LAWS(BOM)-1986-6-27

DWARKABAI KAHANDU SHINDE Vs. KAHANDU NAMDEO SHINDE

Decided On June 19, 1986
Dwarkabai Kahandu Shinde Appellant
V/S
Kahandu Namdeo Shinde Respondents

JUDGEMENT

(1.) THE petitioner -wife has approached this Court as the Additional Sessions Judge, Beed, has set aside the order of the trial Court granting maintenance to the petitioner by holding that she is not entitled to get maintenance. The maintenance awarded by the trial Court to the children was, however, not disturbed, by the Additional Sessions Judge.

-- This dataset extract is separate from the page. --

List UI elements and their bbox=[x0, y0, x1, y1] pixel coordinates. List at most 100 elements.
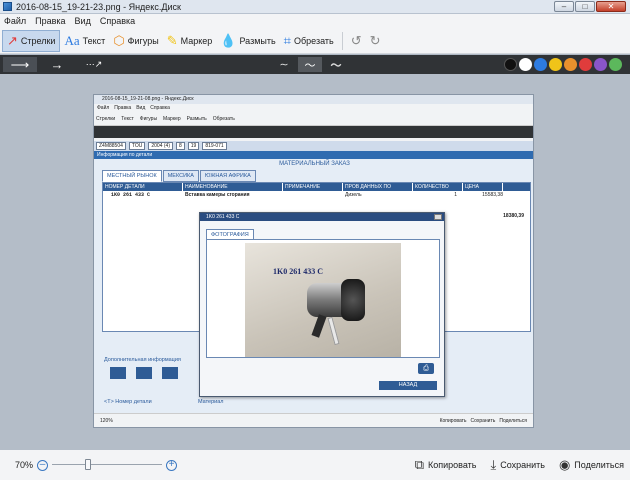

(2.) THE only ground on which the Additional Sessions Judge has reversed the judgment and order of the trial Court is that in the application, she has not mentioned that she is unable to maintain herself. He has based his finding on the reported judgment, 1982 W.L.J. 167 (Kevaldas Pandurang Awale v. Kunda Kevaldas Awale). It is possible that in this case the Petitioner has not so mentioned. However, the decision aforesaid is applicable to the facts of that case alone and would not be applicable to all cases. Even Joshi, J., who decided that case, had to observe, "Thus the unfortunate fact remains that in this otherwise goodcase for the wife, there was absolutely no allegation in her application filed under section 125 of the Criminal Procedure Code, that she was unable to maintain herself. Not a word was stated by herself in this respect or by anyone on her behalf and even the trial Court failed to bear in its mind that only a wife unable to maintain herself is entitled to claim maintenance from the husband under the provisions of section 125 of the Criminal Procedure Code." In the instant case, there is a recorded compromise between the husband and wife. In the previous maintenance application bearing No. 86 of 1980, there was a compromise and that in compromise the husband had agreed to keep the applicants, i.e., the wife and children with him. On this agreement, the present petitioner had gone to house of the husband. However, the husband had again beaten the wife and drove her out. It is not the case of the husband that the wife and children are able to maintain themselves. Even the Additional Sessions Judge has not interfered with the maintenance granted to the children by the trial Court, which clearly indicates that the wife is not able to maintain herself nor the children. The judgment of the learned Additional Sessions Judge will, therefore, have to be set aside so far as the present Petitioner is concerned.

(3.) IN this regard, I may usefully refer to 1984 Mh.L.J. 562 (Gopal Shioromji Dhabarde v. Lalita, wife of Gopal and others). I would prefer to rely on this decision and follow the same. The decision is given by Walkar, J.